HSBC bids for Korea First
London-based HSBC Hold-ings PLC has proposed buying Korea First Bank for US$2.5 billion, South Korea's Maeil Business Newspaper reported yesterday. HSBC, one of two bidders for Korea First Bank, decided on the amount based on the lender's asset portfolio and stock prices of its rival lenders in the local market, the newspaper said, citing an unidentified source familiar with the talks. Officials at both banks declined to comment on the report. Newbridge Capital Inc, based in Fort Worth, Texas, owns a 48.56-percent stake in Seoul-based Korea First Bank. The remaining stake is held by the Korea Deposit Insurance Corp and the South Korean government. Newbridge is seeking at least 3.6 trillion won (US$3.4 billion) for Korean First.
SIA cuts regional fares
Singapore Airlines (SIA) has slashed fares to Bangkok, Jakarta, Hong Kong and Taipei in a bid to undercut the prices of budget carriers, a spokesman said yesterday. Round trip tickets to the four cities are going for S$98 (US$59) each for passengers traveling in pairs from Jan. 3 to 31. It is the lowest fare the national carrier has offered since Valuair, the first budget airline to operate in Singapore, took to the skies in May.
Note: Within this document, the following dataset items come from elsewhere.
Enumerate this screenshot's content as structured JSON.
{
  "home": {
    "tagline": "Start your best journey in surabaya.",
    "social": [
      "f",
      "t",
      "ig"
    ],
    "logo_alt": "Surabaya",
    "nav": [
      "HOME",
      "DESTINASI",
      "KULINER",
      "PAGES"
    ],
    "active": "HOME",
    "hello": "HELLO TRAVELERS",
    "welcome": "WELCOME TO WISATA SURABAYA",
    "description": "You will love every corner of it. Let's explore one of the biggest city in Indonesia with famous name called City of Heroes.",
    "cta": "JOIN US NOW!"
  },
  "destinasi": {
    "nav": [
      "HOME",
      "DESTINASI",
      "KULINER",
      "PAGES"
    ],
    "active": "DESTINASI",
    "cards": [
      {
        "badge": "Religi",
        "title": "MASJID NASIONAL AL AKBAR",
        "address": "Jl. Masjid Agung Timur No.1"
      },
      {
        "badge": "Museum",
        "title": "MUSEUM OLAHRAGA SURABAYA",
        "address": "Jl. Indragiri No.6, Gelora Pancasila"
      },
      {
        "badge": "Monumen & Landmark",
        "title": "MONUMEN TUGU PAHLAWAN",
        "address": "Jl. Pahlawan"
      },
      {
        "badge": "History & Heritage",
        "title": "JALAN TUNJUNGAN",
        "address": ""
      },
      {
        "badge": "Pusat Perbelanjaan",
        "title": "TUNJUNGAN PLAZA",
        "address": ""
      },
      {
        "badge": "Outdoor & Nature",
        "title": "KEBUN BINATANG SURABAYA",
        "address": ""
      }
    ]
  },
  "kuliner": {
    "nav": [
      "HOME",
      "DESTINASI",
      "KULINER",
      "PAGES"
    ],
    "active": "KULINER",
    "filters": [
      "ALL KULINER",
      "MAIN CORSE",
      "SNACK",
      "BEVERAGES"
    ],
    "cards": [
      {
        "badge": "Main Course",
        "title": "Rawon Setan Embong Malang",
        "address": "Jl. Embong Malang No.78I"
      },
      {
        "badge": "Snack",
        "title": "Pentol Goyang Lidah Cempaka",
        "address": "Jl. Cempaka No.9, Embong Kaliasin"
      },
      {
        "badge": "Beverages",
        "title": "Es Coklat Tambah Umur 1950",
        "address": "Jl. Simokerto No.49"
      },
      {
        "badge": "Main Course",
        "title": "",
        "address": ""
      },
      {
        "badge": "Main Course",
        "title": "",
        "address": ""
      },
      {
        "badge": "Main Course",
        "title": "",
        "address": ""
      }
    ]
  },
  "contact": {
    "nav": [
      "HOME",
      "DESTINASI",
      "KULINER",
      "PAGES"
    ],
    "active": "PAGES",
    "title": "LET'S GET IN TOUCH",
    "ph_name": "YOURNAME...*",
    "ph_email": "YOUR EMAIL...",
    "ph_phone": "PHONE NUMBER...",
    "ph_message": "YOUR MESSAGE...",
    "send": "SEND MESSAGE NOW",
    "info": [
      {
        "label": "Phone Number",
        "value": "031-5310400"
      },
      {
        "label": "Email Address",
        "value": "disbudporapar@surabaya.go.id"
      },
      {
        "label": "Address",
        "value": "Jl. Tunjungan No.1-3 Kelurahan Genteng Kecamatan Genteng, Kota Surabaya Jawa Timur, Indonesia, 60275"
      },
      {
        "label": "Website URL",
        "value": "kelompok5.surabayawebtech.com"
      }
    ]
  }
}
SIA's latest deal undercuts the fares offered by Valuair, Tiger Airways and Jetstar Asia, the three Singapore-based budget airlines. "New entrants in the market will not have a monopoly on initiating special offers," spokesman Stephen Forshaw told The Straits Times. "SIA will be a strong competitor and will offer good value fares with exceptional service." Tiger, which is partially owned by SIA, said it would offer 10,000 seats to both Phuket and Hat Yai for travel next month for S$48.88 one way.